Matsushita declined to identify the manufacturer of the batteries, which are used in its Let’s Note PCs sold in Japan, but said they were not made by Sony. It said the problem was not with the batteries themselves but with a peripheral component.

In the PCs that are affected, the latch used to connect the batteries to the PC is not strong enough, meaning that if the PC is dropped several times, a metal spring could find its way into the battery cell and cause overheating.

Recently, Dell and Apple have both recalled lithium ion batteries used in their notebook PCs made by Sony, in a move that is expected to cost the Japanese group Y20bn-Y30bn ($172m-$258m). Matsushita is already under a cloud after it was forced to recall more than 152,000 kerosene fan heaters made in the 1980s, which could cause carbon monoxide poisoning.

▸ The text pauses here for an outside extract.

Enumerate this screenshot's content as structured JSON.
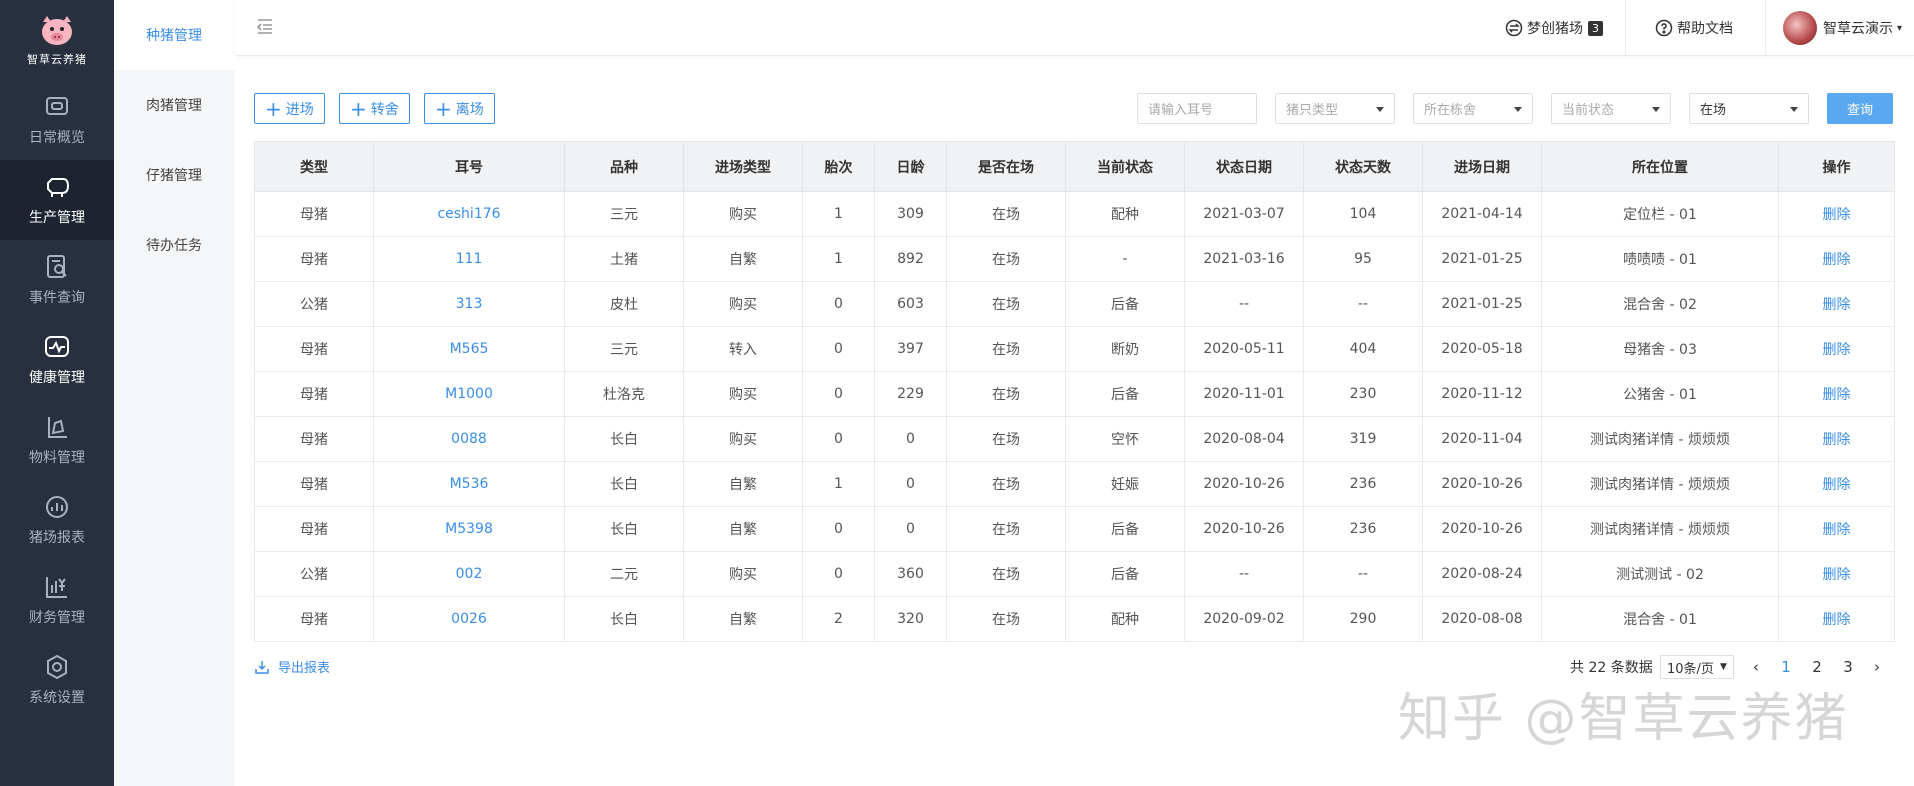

Two people have died from poisoning and five people have been hospitalised.

Matsushita’s recall came after the Ministry of Economy, Trade and Industry, asked manufacturers to confirm that their products met quality standards, following Sony’s battery problems. So far, there have been two cases in which the Matsushita batteries in question over-heated and became warped after PCs were dropped.

The PCs, which were manufactured in Japan between April and June last year, represent just a fraction of the 700,000 notebook PCs that Matsushita makes globally. The problem is unlikely to have a serious impact on its profits.

Matsushita manufactures another series of notebook PCs, which is sold overseas and which can be dropped from a height of 70cm without a problem. The Let’s Note series is designed to withstand being dropped from only a height of under 30cm.